Pyramids made of concrete
PARIS: Millions of tourists, from the Ancient Greeks on may have been victims of one of the world’s oldest confidence tricks when they walked round the Pyramids on holiday trips to Egypt. To the uninitiated eye, the 2.3 million blocks of stones rising to a 146-metre peak on the 4,500-year-old Great Pyramid near Cairo look as solid as pure granite. But French architects and scientists believe they are nothing more than weathered concrete blocks, moulded on the spot, stone by stone and layer by layer, from the ground upwards.
The theory, being explored by scientists at Montpellier University, has thrown Egyptology into turmoil. It could destroy thousands of years of speculation on the greatest of all riddles of the sands, one that has made fortunes for novelists such as Christian Jacques. Researchers believe that only the reluctance of the Egyptian authorities to allow more samples to be examined stands between them and final proof.
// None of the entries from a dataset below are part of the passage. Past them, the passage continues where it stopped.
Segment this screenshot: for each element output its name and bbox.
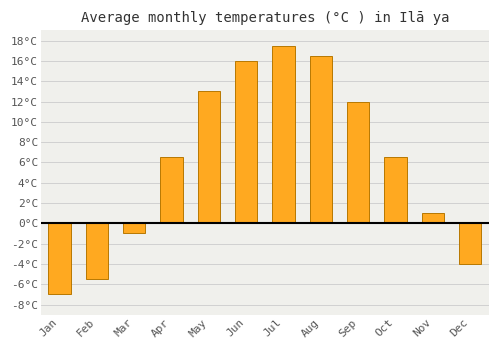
Bar [160,158,183,223]
Bar [48,223,71,294]
Bar [459,223,481,264]
Bar [384,158,407,223]
Bar [86,223,108,279]
Bar [422,213,444,223]
Title: Average monthly temperatures (°C ) in Ilā ya: Average monthly temperatures (°C ) in Il… [80,11,449,25]
Bar [310,56,332,223]
Bar [272,46,295,223]
Bar [347,102,370,223]
Bar [198,91,220,223]
Bar [123,223,146,233]
Bar [235,61,258,223]
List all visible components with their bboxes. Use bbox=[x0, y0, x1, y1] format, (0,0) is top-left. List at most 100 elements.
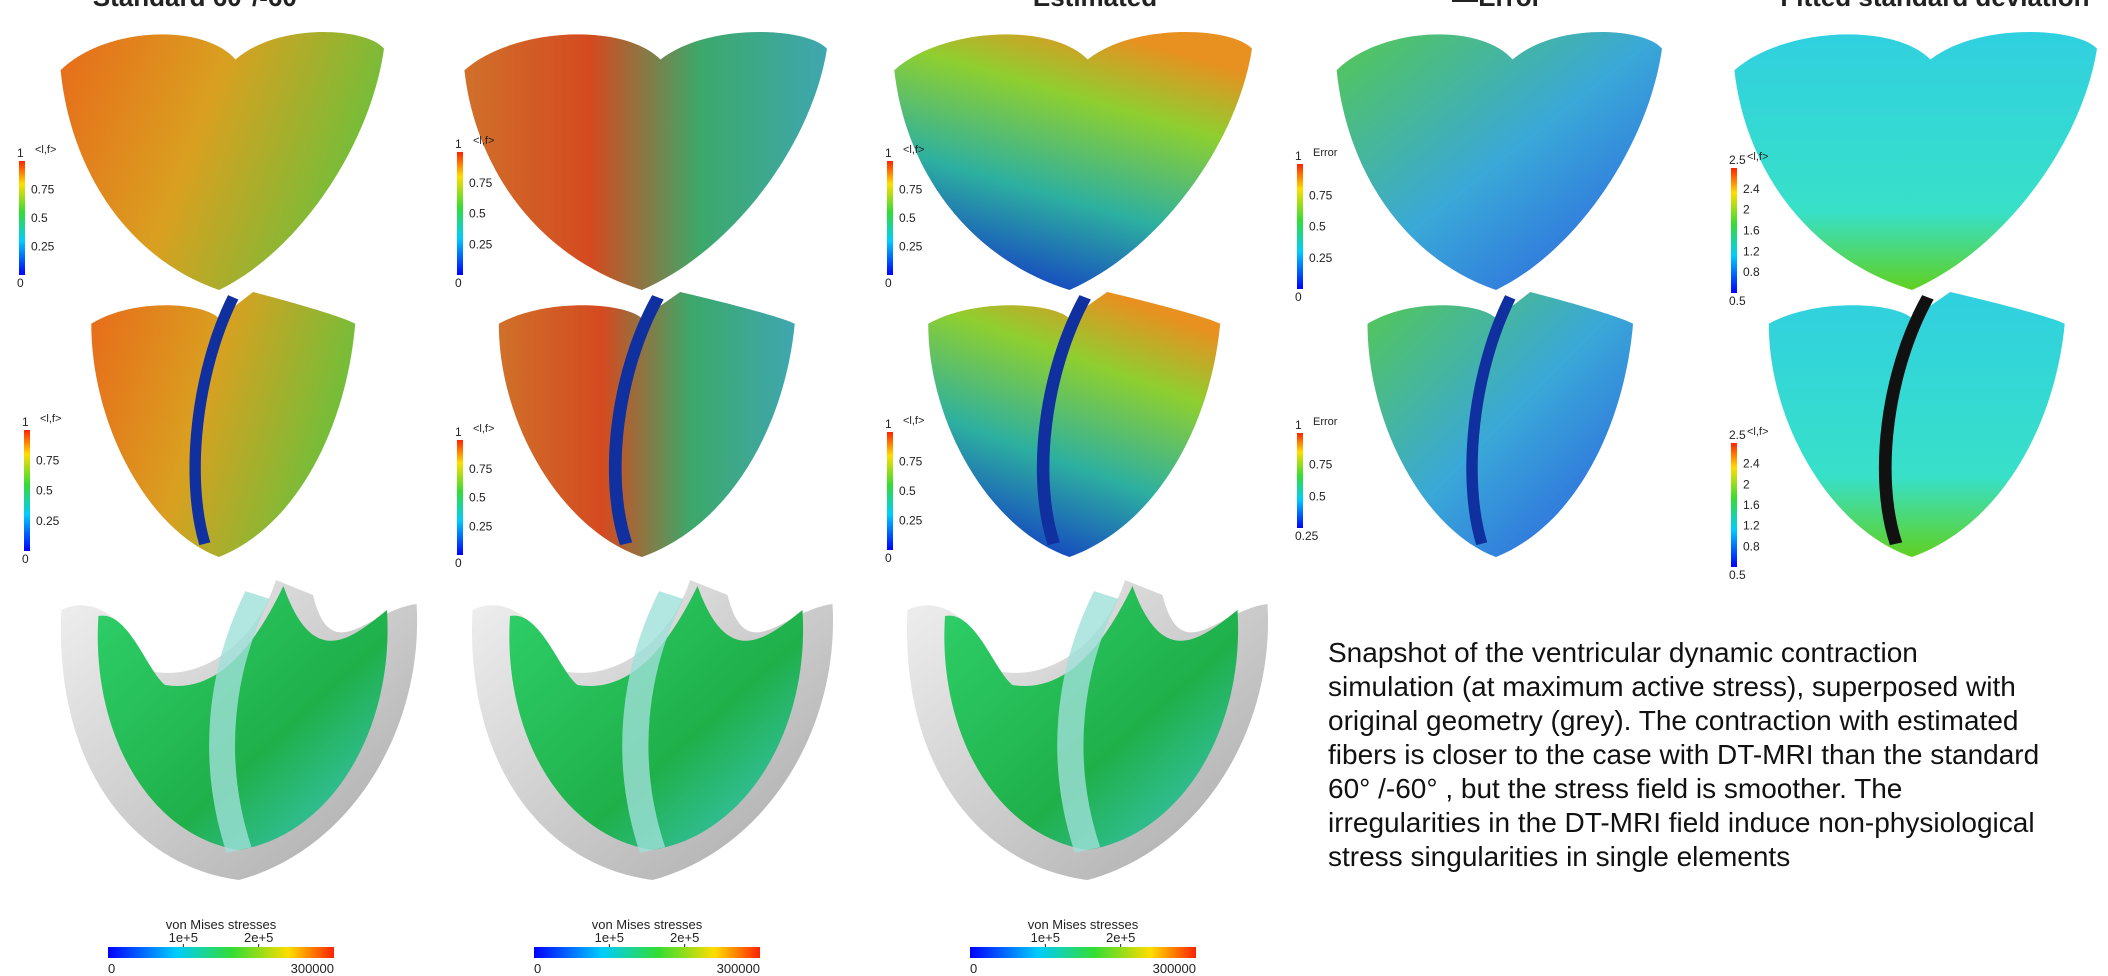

Joel Bertho, an architect, used his expert knowledge of reconstituted stone to explain how easy it was to pass off concrete and mortar for real carved stone. “It needs a trained specialist to identify the basic material,” he said. “The Egyptians had mastered many techniques of plaster and mortar and knew all about making bricks. There is no reason why they could not reconstitute stone into blocks weighing two or three tonnes layer by layer rather than try to heave huge weights up several hundred feet without even the benefit of crude cranes. I have even been able to identify frame marks left by some moulds.”
The theory, set out in a book called La Pyramide Reconstituee, is largely based on the precision of the joints between the stones. ”Joints are invisible and it would be impossible to pass a cigarette paper between them. To carve blocks of solid stone to tolerances of hardly a millimetre would need incredible skill without the benefit of machine tools.”
At its Laboratoire de Tectonophysique, Suzanne Raynaud has cut samples of stone from the Great Pyramid into thin slices to examine under a microscope. “I went from surprise to surprise,” she said. “The arrangement of micro-fossils had been disturbed, which could be explained by the manipulation of reconstituted stone. The components of what appears to be solid stone could have been crushed or passed through a sieve before being put into moulds.” —Dawn/The Observer News Service.